Provavelmente na altura da greve que refere resolveu desistir da atividade mas ou nunca aconteceu efetivamente ou retomou-a.
Mais uma vez quero manifestar-lhe o meu apreço não só por este texto mas também por muitos outros que mantêm a memória de Penafiel

9:01 da tarde  
Blogger Fernando Oliveira said...

São destas pequenas coisas que se alimenta a estória fora da história da Nossa Terra que é Penafiel. Obrigado pelo seu comentário que acrescenta certas vivências, e pena foi ter desaparecido a tal placa de que fala, pois na altura talvez não houvesse a sensibilidade que há hoje para preservar estas coisas.

10:04 da tarde  
Blogger Maria Lima said...

É bem possível que a placa tenha desaparecido há relativamente pouco tempo. A casa, por morte de Gregório ficou a ser propriedade da sua viúva (a tal minha tia-avó). O casal não tinha filhos. Este casamento era já o segundo casamento de Gregório Nogueira Soares e do primeiro casamento houvera uma filha que morrera uma semana depois de nascer. Porém Gregório tinha uma outra filha, fora do casamento que a minha tia entendeu dever criar e que muito estimava. Gregório faleceu no início dos anos 40, a sua viúva (a minha tia) voltou a casar por volta do início de 1947, mas sempre continuou a ter uma excelente relação com a filha de Gregório, nessa altura já casada e que tratava a minha tia carinhosamente por “mamã”. A minha tia faleceu em 1971 legando o prédio da Avª Sacadura Cabral e Tr. do Bom Retiro a umas sobrinhas e às duas filhas da filha de Gregório. O recheio da casa deixou-o ao então seu marido.
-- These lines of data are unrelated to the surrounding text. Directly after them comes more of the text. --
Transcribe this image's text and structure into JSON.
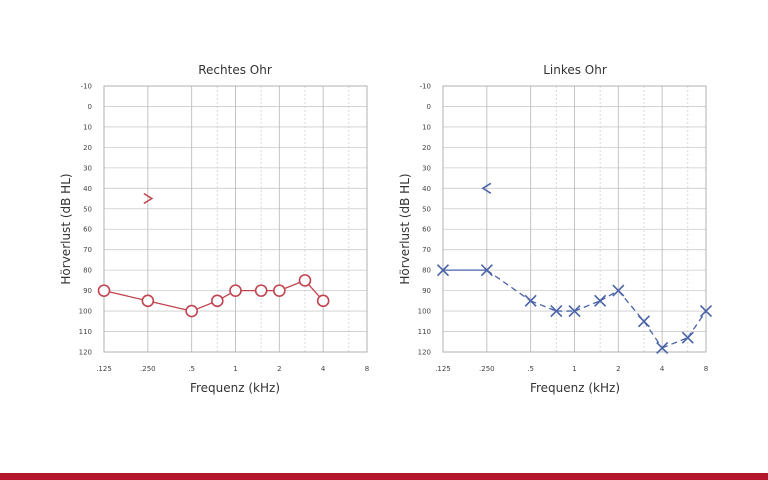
{
  "chart_data": [
    {
      "type": "line",
      "title": "Rechtes Ohr",
      "xlabel": "Frequenz (kHz)",
      "ylabel": "Hörverlust (dB HL)",
      "x_scale": "log",
      "xlim": [
        0.125,
        8
      ],
      "ylim": [
        -10,
        120
      ],
      "y_inverted": true,
      "x_ticks": [
        ".125",
        ".250",
        ".5",
        "1",
        "2",
        "4",
        "8"
      ],
      "y_ticks": [
        "-10",
        "0",
        "10",
        "20",
        "30",
        "40",
        "50",
        "60",
        "70",
        "80",
        "90",
        "100",
        "110",
        "120"
      ],
      "grid": "on",
      "series": [
        {
          "marker": "circle",
          "color": "#c0444f",
          "points": [
            {
              "x": 0.125,
              "y": 90
            },
            {
              "x": 0.25,
              "y": 95
            },
            {
              "x": 0.5,
              "y": 100
            },
            {
              "x": 0.75,
              "y": 95
            },
            {
              "x": 1,
              "y": 90
            },
            {
              "x": 1.5,
              "y": 90
            },
            {
              "x": 2,
              "y": 90
            },
            {
              "x": 3,
              "y": 85
            },
            {
              "x": 4,
              "y": 95
            }
          ]
        },
        {
          "marker": "bracket-right",
          "color": "#c0444f",
          "points": [
            {
              "x": 0.25,
              "y": 45
            }
          ]
        }
      ]
    },
    {
      "type": "line",
      "title": "Linkes Ohr",
      "xlabel": "Frequenz (kHz)",
      "ylabel": "Hörverlust (dB HL)",
      "x_scale": "log",
      "xlim": [
        0.125,
        8
      ],
      "ylim": [
        -10,
        120
      ],
      "y_inverted": true,
      "x_ticks": [
        ".125",
        ".250",
        ".5",
        "1",
        "2",
        "4",
        "8"
      ],
      "y_ticks": [
        "-10",
        "0",
        "10",
        "20",
        "30",
        "40",
        "50",
        "60",
        "70",
        "80",
        "90",
        "100",
        "110",
        "120"
      ],
      "grid": "on",
      "series": [
        {
          "marker": "cross",
          "color": "#4a63a8",
          "points": [
            {
              "x": 0.125,
              "y": 80
            },
            {
              "x": 0.25,
              "y": 80
            },
            {
              "x": 0.5,
              "y": 95
            },
            {
              "x": 0.75,
              "y": 100
            },
            {
              "x": 1,
              "y": 100
            },
            {
              "x": 1.5,
              "y": 95
            },
            {
              "x": 2,
              "y": 90
            },
            {
              "x": 3,
              "y": 105
            },
            {
              "x": 4,
              "y": 118
            },
            {
              "x": 6,
              "y": 113
            },
            {
              "x": 8,
              "y": 100
            }
          ]
        },
        {
          "marker": "bracket-left",
          "color": "#4a63a8",
          "points": [
            {
              "x": 0.25,
              "y": 40
            }
          ]
        }
      ]
    }
  ],
  "footer": {
    "bar_color": "#b3172c"
  }
}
Perante tal confusão de propriedade as novas proprietárias trataram de vender a casa rapidamente e o viúvo retirou o que lhe interessava no recheio. Assim nunca mais soube exatamente o que aconteceu ao recheio da casa que foi sucessivamente alugada e que até há pouco tento estava totalmente degradada. Tanto quanto pude ver foi totalmente reconstruído. È bem possível que a placa que, tanto quanto me recordo se encontrava numa espécie de saguão com um acesso à casa muito pequeno, junta com muita outra tralha só agora, com esta grande intervenção tenha sido removida junta com o muito lixo que lá poderia ainda estar. Uma pena. Resta a memória.